I am a teacher that believes in inquiry learning and also the power of a student driven project or product, but usually these occur as a summary or summative of learning. However, after my recent experiment of completing the Barbie Bungee activity at the start of my unit and in a non-worksheet format, I have seen and appreciate the power of exploring ideas and concepts through the unknown. This activity had my students exploring the ideas of linear equations without knowing what a linear equation was.
They asked brilliant questions including:
- Does the height of the Barbie matter?
- Should I find out how much she weighs?
- Are all the elastics pre-stretched? How can I make sure that they are all pre-stretched the same amount?
- Can I cut my elastics up into smaller parts?
Now, only 9 classes after that activity where students didn't know what they were looking for, they are now appear to be automatically programed into trying to find a constant rate of change and a starting point (y=mx+b) in each of the problems we look at. As they have gained a greater understanding of their topic they are not asking the insightful questions from before but instead are wondering why I didn't leave the space on their table of values to include the zero starting value, or if they need to capitalize their variables in an equation. I don't know if I should be celebrating or concerned.
I also just finished being apart of a webinar by Roger Schank, author of Teaching Minds who shared his view of how he feels that Algebra's sole purpose is as a method to easily test students, and make benchmarks for university entrance exams. He feels that the multiple steps and multiple areas to have an error do not benefit a student, but only the adults and institutions who require an easy way to grade and place students by how they solve for a variable or express a pattern in the appropriate standard formula.
I know that my students participating in Barbie Bungee activity didn't need to know the point-slope form or y-intercept form in order create a table, graph the data and find a pattern but they did it anyways. I also know that they used their algebra skills to create a formula or relationship to determine how many elastics they needed to use, all with levels of success. All of this great learning happened, but was followed up with 9 in class days to ensure that they understood what slope meant, how to calculate it in the 3 ways it could be presented in a standard question and how it connects to a graph of a line.

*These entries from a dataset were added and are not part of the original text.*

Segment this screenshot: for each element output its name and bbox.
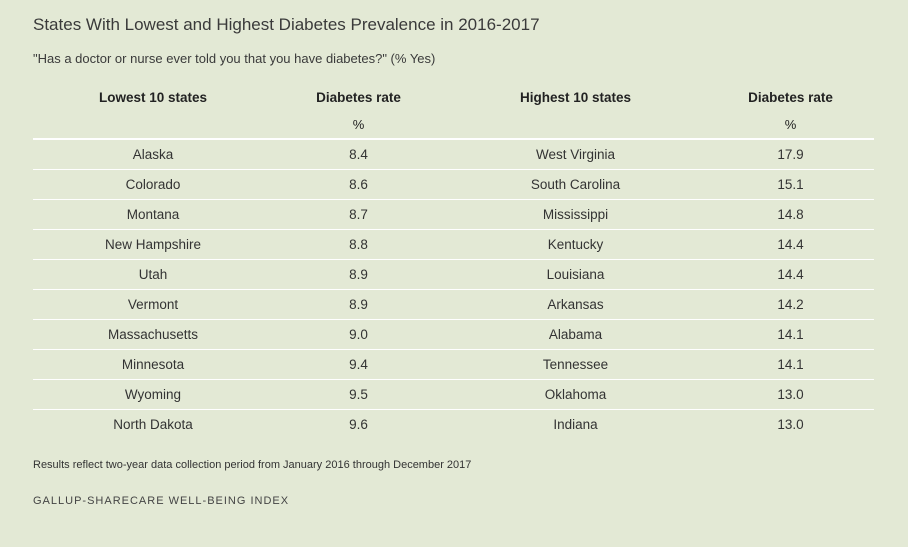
lowest-state-cell: Massachusetts [33, 319, 273, 350]
unit-lowest-states [33, 111, 273, 140]
lowest-state-cell: Wyoming [33, 379, 273, 410]
highest-state-cell: Indiana [553, 417, 598, 432]
highest-state-cell: Oklahoma [444, 379, 707, 410]
lowest-state-cell: Utah [33, 259, 273, 290]
lowest-state-cell: Vermont [33, 289, 273, 320]
unit-lowest-rate: % [273, 111, 444, 140]
highest-state-cell: Arkansas [444, 289, 707, 320]
column-header-highest-rate: Diabetes rate [748, 89, 833, 105]
column-header-lowest-states: Lowest 10 states [98, 89, 208, 105]
highest-state-cell: Tennessee [444, 349, 707, 380]
chart-subtitle: "Has a doctor or nurse ever told you tha… [33, 51, 436, 66]
table-row: Vermont 8.9 Arkansas 14.2 [33, 289, 874, 320]
highest-rate-cell: 13.0 [777, 417, 804, 432]
highest-state-cell: Alabama [444, 319, 707, 350]
chart-title: States With Lowest and Highest Diabetes … [33, 15, 540, 34]
lowest-rate-cell: 9.0 [273, 319, 444, 350]
highest-rate-cell: 14.1 [707, 319, 874, 350]
units-row: % % [33, 111, 874, 140]
lowest-rate-cell: 8.9 [273, 259, 444, 290]
highest-state-cell: West Virginia [444, 139, 707, 170]
unit-highest-states [444, 111, 707, 140]
lowest-rate-cell: 9.4 [273, 349, 444, 380]
lowest-rate-cell: 8.6 [273, 169, 444, 200]
highest-state-cell: South Carolina [444, 169, 707, 200]
lowest-state-cell: Colorado [33, 169, 273, 200]
table-row: Montana 8.7 Mississippi 14.8 [33, 199, 874, 230]
table-row: Colorado 8.6 South Carolina 15.1 [33, 169, 874, 200]
lowest-state-cell: Minnesota [33, 349, 273, 380]
table-body: Alaska 8.4 West Virginia 17.9 Colorado 8.6 Sou… [33, 139, 874, 439]
table-row: Minnesota 9.4 Tennessee 14.1 [33, 349, 874, 380]
highest-rate-cell: 14.2 [707, 289, 874, 320]
header-row: Lowest 10 states Diabetes rate Highest 1… [33, 83, 874, 111]
footnote: Results reflect two-year data collection… [33, 459, 472, 471]
table-row: Alaska 8.4 West Virginia 17.9 [33, 139, 874, 170]
column-header-lowest-rate: Diabetes rate [316, 89, 401, 105]
table-row: North Dakota 9.6 Indiana 13.0 [33, 410, 874, 440]
highest-rate-cell: 14.4 [707, 259, 874, 290]
highest-rate-cell: 15.1 [707, 169, 874, 200]
highest-rate-cell: 17.9 [707, 139, 874, 170]
highest-state-cell: Mississippi [444, 199, 707, 230]
lowest-state-cell: North Dakota [113, 417, 193, 432]
lowest-state-cell: New Hampshire [33, 229, 273, 260]
lowest-rate-cell: 8.7 [273, 199, 444, 230]
highest-rate-cell: 14.4 [707, 229, 874, 260]
lowest-rate-cell: 9.6 [349, 417, 368, 432]
diabetes-table: Lowest 10 states Diabetes rate Highest 1… [33, 83, 874, 439]
lowest-rate-cell: 8.9 [273, 289, 444, 320]
lowest-rate-cell: 8.4 [273, 139, 444, 170]
column-header-highest-states: Highest 10 states [519, 89, 632, 105]
lowest-rate-cell: 9.5 [273, 379, 444, 410]
table-row: New Hampshire 8.8 Kentucky 14.4 [33, 229, 874, 260]
lowest-state-cell: Alaska [33, 139, 273, 170]
table-row: Massachusetts 9.0 Alabama 14.1 [33, 319, 874, 350]
lowest-state-cell: Montana [33, 199, 273, 230]
unit-highest-rate: % [707, 111, 874, 140]
highest-state-cell: Louisiana [444, 259, 707, 290]
highest-rate-cell: 13.0 [707, 379, 874, 410]
table-row: Utah 8.9 Louisiana 14.4 [33, 259, 874, 290]
source-label: GALLUP-SHARECARE WELL-BEING INDEX [33, 495, 290, 507]
lowest-rate-cell: 8.8 [273, 229, 444, 260]
highest-rate-cell: 14.1 [707, 349, 874, 380]
highest-state-cell: Kentucky [444, 229, 707, 260]
table-row: Wyoming 9.5 Oklahoma 13.0 [33, 379, 874, 410]
highest-rate-cell: 14.8 [707, 199, 874, 230]
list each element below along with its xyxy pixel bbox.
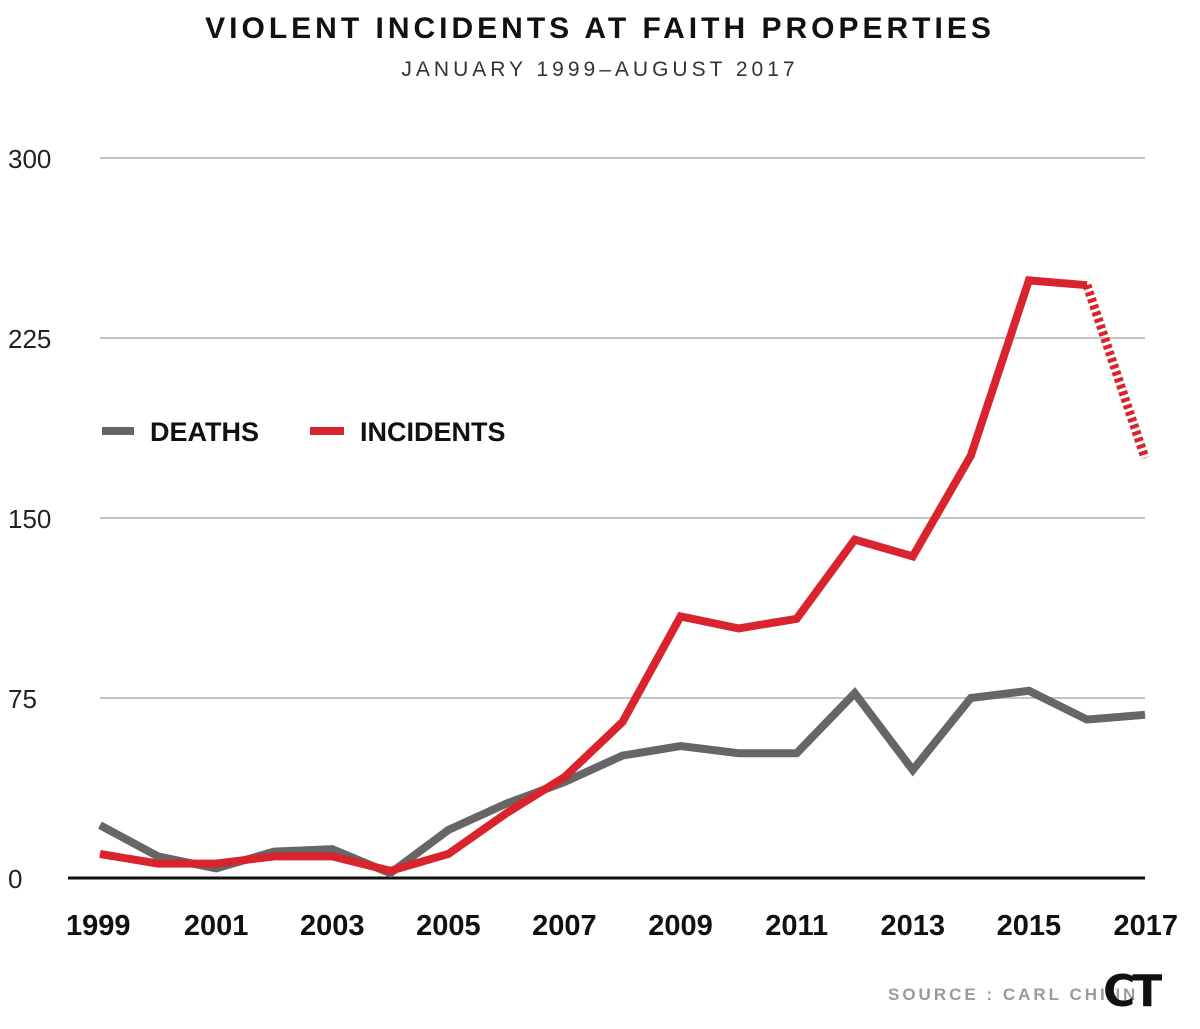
data-point-deaths xyxy=(1028,690,1030,692)
data-point-incidents xyxy=(970,455,972,457)
data-point-deaths xyxy=(157,855,159,857)
y-axis-ticks: 0 75 150 225 300 xyxy=(8,144,51,894)
y-tick-label: 75 xyxy=(8,684,37,714)
data-point-deaths xyxy=(796,752,798,754)
data-point-incidents xyxy=(680,615,682,617)
data-point-deaths xyxy=(505,803,507,805)
x-tick-label: 2013 xyxy=(881,910,946,942)
data-point-deaths xyxy=(447,829,449,831)
series-layer xyxy=(98,276,1150,878)
data-point-incidents xyxy=(796,618,798,620)
data-point-deaths xyxy=(331,848,333,850)
x-tick-label: 1999 xyxy=(66,910,131,942)
x-tick-label: 2007 xyxy=(532,910,597,942)
data-point-deaths xyxy=(738,752,740,754)
data-point-incidents xyxy=(1144,457,1146,459)
chart-title: VIOLENT INCIDENTS AT FAITH PROPERTIES xyxy=(205,12,995,45)
data-point-deaths xyxy=(912,769,914,771)
data-point-deaths xyxy=(680,745,682,747)
x-tick-label: 2003 xyxy=(300,910,365,942)
legend: DEATHS INCIDENTS xyxy=(102,417,506,447)
data-point-incidents xyxy=(563,776,565,778)
y-tick-label: 0 xyxy=(8,864,22,894)
x-tick-label: 2001 xyxy=(184,910,249,942)
grid-layer xyxy=(68,157,1145,880)
data-point-incidents xyxy=(854,539,856,541)
data-point-deaths xyxy=(99,824,101,826)
data-point-deaths xyxy=(215,867,217,869)
legend-label-deaths: DEATHS xyxy=(150,417,259,447)
data-point-incidents xyxy=(622,721,623,723)
series-line-incidents xyxy=(99,276,1088,875)
x-tick-label: 2017 xyxy=(1113,910,1178,942)
data-point-incidents xyxy=(273,855,275,857)
data-point-incidents xyxy=(157,863,159,865)
data-point-incidents xyxy=(215,863,217,865)
chart-subtitle: JANUARY 1999–AUGUST 2017 xyxy=(401,58,799,81)
x-axis-ticks: 1999 2001 2003 2005 2007 2009 2011 2013 2015 2017 xyxy=(66,910,1178,942)
data-point-deaths xyxy=(854,692,856,694)
data-point-deaths xyxy=(1144,714,1146,716)
x-tick-label: 2011 xyxy=(765,910,828,942)
data-point-incidents xyxy=(331,855,333,857)
data-point-deaths xyxy=(970,697,972,699)
x-tick-label: 2009 xyxy=(648,910,713,942)
ct-logo: CT xyxy=(1103,966,1162,1017)
data-point-deaths xyxy=(1086,719,1088,721)
data-point-incidents xyxy=(1028,279,1030,281)
legend-label-incidents: INCIDENTS xyxy=(360,417,506,447)
data-point-incidents xyxy=(447,853,449,855)
x-tick-label: 2015 xyxy=(997,910,1062,942)
data-point-incidents xyxy=(738,627,740,629)
y-tick-label: 225 xyxy=(8,324,51,354)
data-point-incidents xyxy=(99,853,101,855)
y-tick-label: 150 xyxy=(8,504,51,534)
data-point-deaths xyxy=(622,755,623,757)
y-tick-label: 300 xyxy=(8,144,51,174)
data-point-incidents xyxy=(505,812,507,814)
x-tick-label: 2005 xyxy=(416,910,481,942)
data-point-incidents xyxy=(389,870,391,872)
data-point-deaths xyxy=(273,851,275,853)
data-point-incidents xyxy=(1086,284,1088,286)
data-point-incidents xyxy=(912,555,914,557)
source-credit: SOURCE : CARL CHINN xyxy=(888,985,1139,1004)
series-line-incidents-projected xyxy=(1082,283,1150,460)
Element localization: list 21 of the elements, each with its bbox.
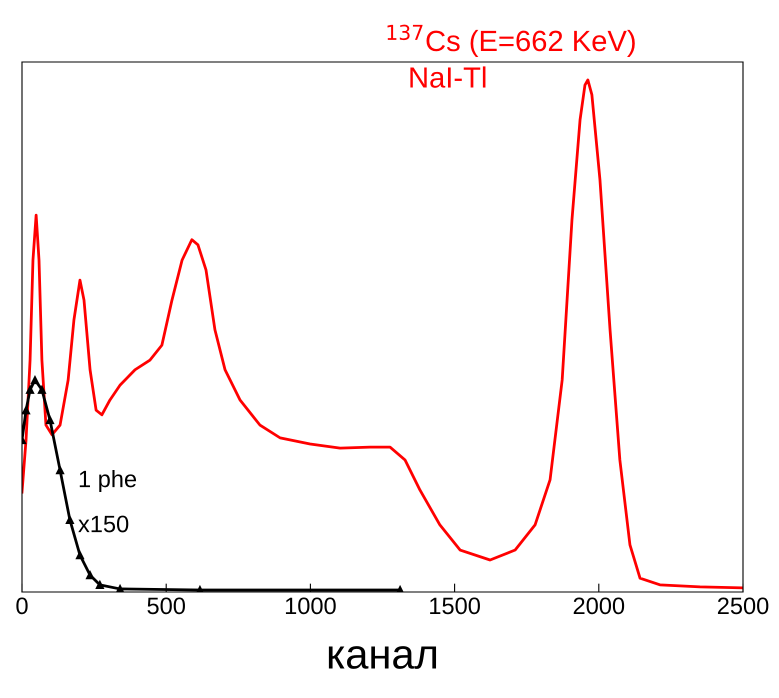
point — [46, 416, 54, 424]
point — [56, 466, 64, 474]
point — [76, 550, 84, 560]
point — [86, 570, 94, 580]
x-tick-label: 500 — [147, 597, 185, 614]
text: $^{137}$Cs (E=662 KeV) — [388, 24, 635, 58]
annotation: x150 — [78, 516, 128, 532]
point — [96, 580, 104, 589]
annotation: 1 phe — [80, 470, 136, 492]
x-tick-label: 2500 — [718, 597, 768, 614]
x-tick-label: 2000 — [574, 597, 624, 614]
point — [30, 376, 40, 384]
annotation: NaI-Tl — [410, 66, 486, 88]
point — [38, 386, 46, 394]
point — [22, 406, 30, 414]
x-tick-label: 0 — [16, 597, 28, 614]
x-tick-label: 1500 — [430, 597, 480, 614]
point — [26, 386, 34, 394]
point — [66, 516, 74, 524]
x-axis-title: канал — [328, 646, 436, 669]
x-tick-label: 1000 — [286, 597, 336, 614]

At the end of the day, I am left questioning... do my students know more now that they have been provided the vocabulary and structure to work with linear relations, or have I put a stop on their creative application of the concepts. As a class we will be doing more STEM-like activities and I will be looking to see what my students go to first as their method to solve these new challenges. Will they begin by breaking down the big problem into smaller ones? Will they play with the materials and ask questions to determine if they can find any pattern? Or will they think in what way a linear pattern could be created and what the start and change values should be. Will their questioning level increase or have they reached a level of understanding where they have no desire to explore and think through the problems thoroughly.